Fighting over the weekend and yesterday left at least 12 Kyrgyz soldiers dead and more than twice that many wounded. The fighting has also left the roads deserted. On Sunday morning, there was almost no sign of activity. No animals were visible, no people, and no smoke from fires that should have been lit early to heat water for tea.
In the Kyrgyz military outposts in the region, the mood is tense. Just last week, soldiers were smiling, their guns left to the side, as the fighting had been confined to short shooting matches in the mountains south of Batken. Now, the fighting is all around, and everyone knows that people are being killed in these battles. Soldiers at guardposts approach every vehicle cautiously, with their machine guns ready. The check of vehicles is thorough and can last one hour per vehicle.
Uzbek outposts are even more on edge, as Uzbekistan is the destination of the militants. Soldiers are massing in Soh, the first Uzbek town across the border, and armored vehicles patrol the streets. Strangely, those soldiers who are willing to comment about the fighting in Kyrgyzstan seem to want the militants to stop delaying and finally approach the border. The militants are close now, in places only a few hours walk from the border, and the Uzbek soldiers are tired of waiting for their arrival.

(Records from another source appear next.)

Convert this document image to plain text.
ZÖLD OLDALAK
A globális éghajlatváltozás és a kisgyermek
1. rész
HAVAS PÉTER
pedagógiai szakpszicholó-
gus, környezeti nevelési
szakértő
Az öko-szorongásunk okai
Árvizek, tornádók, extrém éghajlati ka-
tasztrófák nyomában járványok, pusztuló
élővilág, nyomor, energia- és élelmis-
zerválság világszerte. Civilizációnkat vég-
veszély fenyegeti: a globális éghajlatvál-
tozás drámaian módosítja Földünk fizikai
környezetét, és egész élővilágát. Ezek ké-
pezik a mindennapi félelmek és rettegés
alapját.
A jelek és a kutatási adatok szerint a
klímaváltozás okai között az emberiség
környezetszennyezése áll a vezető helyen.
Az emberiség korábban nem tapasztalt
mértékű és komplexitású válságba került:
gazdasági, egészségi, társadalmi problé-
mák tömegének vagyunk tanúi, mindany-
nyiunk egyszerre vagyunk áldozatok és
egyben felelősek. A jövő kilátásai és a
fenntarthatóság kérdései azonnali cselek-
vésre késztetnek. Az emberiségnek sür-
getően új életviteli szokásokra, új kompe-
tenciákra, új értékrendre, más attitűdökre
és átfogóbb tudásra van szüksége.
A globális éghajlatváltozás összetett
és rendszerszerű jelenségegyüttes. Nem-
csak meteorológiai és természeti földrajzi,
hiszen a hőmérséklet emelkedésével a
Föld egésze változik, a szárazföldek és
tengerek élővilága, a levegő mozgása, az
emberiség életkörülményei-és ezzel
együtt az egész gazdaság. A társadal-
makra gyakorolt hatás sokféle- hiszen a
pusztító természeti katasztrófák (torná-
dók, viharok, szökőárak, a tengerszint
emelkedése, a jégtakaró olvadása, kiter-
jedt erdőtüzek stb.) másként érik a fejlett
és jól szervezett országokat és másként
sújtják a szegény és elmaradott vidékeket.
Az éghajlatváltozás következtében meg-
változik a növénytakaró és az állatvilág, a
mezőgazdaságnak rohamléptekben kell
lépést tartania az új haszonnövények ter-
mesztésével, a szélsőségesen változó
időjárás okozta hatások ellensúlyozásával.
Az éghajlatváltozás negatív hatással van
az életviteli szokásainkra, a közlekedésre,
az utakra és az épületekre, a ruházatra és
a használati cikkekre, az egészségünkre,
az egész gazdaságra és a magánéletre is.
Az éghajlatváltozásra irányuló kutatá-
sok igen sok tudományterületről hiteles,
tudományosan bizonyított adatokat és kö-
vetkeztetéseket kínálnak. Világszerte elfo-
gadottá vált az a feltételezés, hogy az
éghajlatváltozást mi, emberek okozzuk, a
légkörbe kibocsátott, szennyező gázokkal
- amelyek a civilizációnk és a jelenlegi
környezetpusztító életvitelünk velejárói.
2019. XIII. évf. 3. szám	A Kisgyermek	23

Uzbek soldiers say they wish their Kyrgyz colleagues well, but they do not have much confidence in the ability of the Kyrgyz army, which is one-tenth the size of their own. The Uzbek soldiers say they would prefer to handle the militants themselves. And they know they may soon have no other option.
One would think the effort to eliminate the militant threat would be a combined effort by Kyrgyzstan and Uzbekistan. The militants are mostly Uzbeks who say they want to travel to Uzbekistan and overthrow the Uzbek government, but they have taken hostages on Kyrgyz territory. The effort against them, however, does not appear to be well coordinated.
At the Uzbek checkpoint near the Kyrgyz town of Khaidarken, the Uzbek officer commanding the post was unaware of the latest developments. Over tea with journalists who had just come from Batken, he seemed surprised to learn that the militants were now on three sides of Soh. That information was known to the Kyrgyz authorities and indeed had been broadcast by RFE/RL and other local, Kyrgyz media. But radio reception is difficult in this part of Central Asia, and communication between the two armies is poor.
The road goes through some beautiful country. High, snow-capped mountains rise above lush, green fields in the valleys. But the soldiers see threats lurking in the beauty, as they search for any movement in these fields or on those mountains. They know the enemy is very close.